The democratic movement wasn’t as lucky. It was quashed by the KGB, and most of its activists were jailed, killed, silenced or pushed out of the country. Those of us who left were the only visible achievement of the heroic dissident movement.
But our responsibility ran deeper. There were many Jews among the founders of the Soviet state and Bolshevik political elite. Jews were disproportionately represented in the dreaded political police, the Cheka, as well as in Stalin’s repressive apparatus in the 1930s. More broadly, Jews were among the greatest beneficiaries of the Bolshevik regime, migrating to Moscow and Leningrad from the old Pale of Settlement. Since the mid-19th century, Jews in Central and Eastern Europe had experienced a burst of national energy that was unprecedented in history. A large number of them now put their extraordinary talents and achievements to the service of the Soviet state in all aspects of economic, cultural and political life. Jews were also among the most loyal Soviet citizens until Stalin unleashed an overtly anti-Semitic campaign against “rootless cosmopolites” in the late 1940s and accused Jewish doctors of murdering Soviet leaders. Stalin reportedly planned a mass deportation of Jews to the Far East — and only his timely death kept this from being carried out.

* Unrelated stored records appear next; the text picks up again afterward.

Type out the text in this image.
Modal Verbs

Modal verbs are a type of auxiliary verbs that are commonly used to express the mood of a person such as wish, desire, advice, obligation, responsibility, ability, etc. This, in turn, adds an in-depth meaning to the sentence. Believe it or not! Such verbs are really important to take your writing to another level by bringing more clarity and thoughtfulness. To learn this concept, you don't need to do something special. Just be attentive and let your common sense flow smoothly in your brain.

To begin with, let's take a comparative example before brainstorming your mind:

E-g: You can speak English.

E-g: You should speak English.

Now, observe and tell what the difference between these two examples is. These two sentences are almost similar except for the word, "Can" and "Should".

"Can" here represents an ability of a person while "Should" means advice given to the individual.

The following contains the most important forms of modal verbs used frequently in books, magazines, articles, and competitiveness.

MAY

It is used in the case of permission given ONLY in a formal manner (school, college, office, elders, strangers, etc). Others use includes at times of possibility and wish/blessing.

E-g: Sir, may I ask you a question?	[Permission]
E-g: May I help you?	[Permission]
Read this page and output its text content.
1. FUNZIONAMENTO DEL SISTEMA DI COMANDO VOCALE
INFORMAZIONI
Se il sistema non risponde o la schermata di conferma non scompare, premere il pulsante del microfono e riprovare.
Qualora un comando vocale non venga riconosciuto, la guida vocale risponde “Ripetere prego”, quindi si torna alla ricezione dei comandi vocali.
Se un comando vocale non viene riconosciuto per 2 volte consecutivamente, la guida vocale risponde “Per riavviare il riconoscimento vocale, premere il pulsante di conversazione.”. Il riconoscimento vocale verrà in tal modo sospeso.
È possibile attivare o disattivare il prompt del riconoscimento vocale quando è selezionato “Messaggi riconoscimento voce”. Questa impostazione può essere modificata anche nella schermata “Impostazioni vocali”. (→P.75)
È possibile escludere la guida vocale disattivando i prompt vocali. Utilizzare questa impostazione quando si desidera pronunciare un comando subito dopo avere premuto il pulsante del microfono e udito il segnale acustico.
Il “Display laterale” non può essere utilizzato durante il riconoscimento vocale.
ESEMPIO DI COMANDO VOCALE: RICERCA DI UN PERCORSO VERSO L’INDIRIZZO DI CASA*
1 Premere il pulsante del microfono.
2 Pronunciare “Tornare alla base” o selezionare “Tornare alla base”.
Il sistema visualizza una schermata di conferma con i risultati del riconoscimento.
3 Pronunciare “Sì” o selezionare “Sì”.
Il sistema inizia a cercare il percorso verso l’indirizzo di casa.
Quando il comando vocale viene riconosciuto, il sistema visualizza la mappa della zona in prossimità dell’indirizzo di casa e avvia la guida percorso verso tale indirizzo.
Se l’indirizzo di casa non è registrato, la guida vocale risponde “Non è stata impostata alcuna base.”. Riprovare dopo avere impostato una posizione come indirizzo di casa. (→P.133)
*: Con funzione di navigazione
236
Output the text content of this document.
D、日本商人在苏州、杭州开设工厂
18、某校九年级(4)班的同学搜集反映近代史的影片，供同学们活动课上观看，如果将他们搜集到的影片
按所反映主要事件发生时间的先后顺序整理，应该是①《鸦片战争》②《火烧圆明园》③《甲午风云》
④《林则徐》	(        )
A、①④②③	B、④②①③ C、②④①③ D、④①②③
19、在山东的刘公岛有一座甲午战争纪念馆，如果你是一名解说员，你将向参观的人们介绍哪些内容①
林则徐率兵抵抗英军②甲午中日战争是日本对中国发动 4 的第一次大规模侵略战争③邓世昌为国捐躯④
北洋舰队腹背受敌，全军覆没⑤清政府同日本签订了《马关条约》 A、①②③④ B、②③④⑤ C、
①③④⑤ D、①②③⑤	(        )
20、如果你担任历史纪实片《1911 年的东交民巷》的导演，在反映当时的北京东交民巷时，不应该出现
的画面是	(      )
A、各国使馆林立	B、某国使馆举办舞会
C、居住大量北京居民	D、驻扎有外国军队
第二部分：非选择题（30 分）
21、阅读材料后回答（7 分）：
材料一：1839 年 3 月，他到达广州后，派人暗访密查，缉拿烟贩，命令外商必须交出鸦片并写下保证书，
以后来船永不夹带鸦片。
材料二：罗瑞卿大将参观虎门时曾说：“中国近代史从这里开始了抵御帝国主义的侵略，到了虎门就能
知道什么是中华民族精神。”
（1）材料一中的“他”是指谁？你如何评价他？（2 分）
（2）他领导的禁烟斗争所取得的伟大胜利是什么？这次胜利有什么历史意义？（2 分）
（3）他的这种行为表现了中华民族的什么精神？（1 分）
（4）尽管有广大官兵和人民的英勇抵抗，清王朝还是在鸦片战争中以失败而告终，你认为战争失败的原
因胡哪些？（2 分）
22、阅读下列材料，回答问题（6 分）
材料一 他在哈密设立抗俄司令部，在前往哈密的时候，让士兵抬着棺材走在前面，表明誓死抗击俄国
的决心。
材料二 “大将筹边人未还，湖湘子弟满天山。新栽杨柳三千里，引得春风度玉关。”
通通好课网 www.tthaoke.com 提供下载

But under his successors, the Soviet Union never shook off official anti-Semitism. Jews were kept out of universities, prevented from holding responsible positions and generally regarded with suspicion. Ironically, while Jews were seen as insufficiently communist under Leonid Brezhnev, a new brand of anti-Semitism has emerged in post-Soviet Russia that blames Jews for all the Bolshevik crimes — and thus absolves ethnic Russians of all responsibility.
But whether this fact is de-emphasized, as it was during the Soviet era, or savored as it is now by Russian anti-Semites, it remains true that Leon Trotsky, Yakov Sverdlov, Grigory Zinoviev, Lev Kamenev and so many early Bolsheviks who helped Lenin take power in 1917 and ran his repressive regime were Jewish. And so were some of the bloodiest figures in the political police, such as Yakov Yurovsky, who carried out the execution of Tsar Nicholas II and his family; Rozalia Zamlyachka, under whose political command tens of thousands of White Army officers were drowned in Crimea; and Genrikh Yagoda, the odious head of Stalin’s NKVD in the 1930s.
For the past 65 years, Germany has tried to atone for the crimes of the Nazi regime and to prove that Adolf Hitler, Heinrich Himmler and Adolf Eichmann were not an integral part of the German nation and a natural outgrowth of the German culture, but a colossal aberration.
Russia also has a lot to answer for regarding the 70 years of communism. It has begun to do so — for example, by admitting without usual equivocations that captured Polish officers were murdered at Katyn by the NKVD and recognizing this action as a military crime. Russia still has a long way to go.
While Germany and Russia have much to prove to the world, so do Russian Jews. We could have shown that Bolshevik criminals were not an outgrowth of the Russian Jewry by embracing Western pluralism, democracy and tolerance in the United States and Israel, the two liberal democratic countries where we ended up. Instead, we as a group have retained an us-against-them mentality and have continued to live by the famous Stalin-era dictum: “If the enemy doesn’t give up, he must be destroyed.” All we have done is move from the extreme left to the extreme right of the political spectrum. In Israel, we have created the Yisrael Beitenu party led by Avigdor Lieberman, the current Israeli foreign minister and, arguably, the most radical right-wing figure to hold this post in a Western country since World War II. In the United States, where 85 percent to 90 percent of us invariably vote Republican, it is not the Republican Party that is the problem but the almost North Korean unanimity. We have been put to the test by democracy, and we seem to have failed it.
Alexei Bayer, a native Muscovite, is a New York-based economist.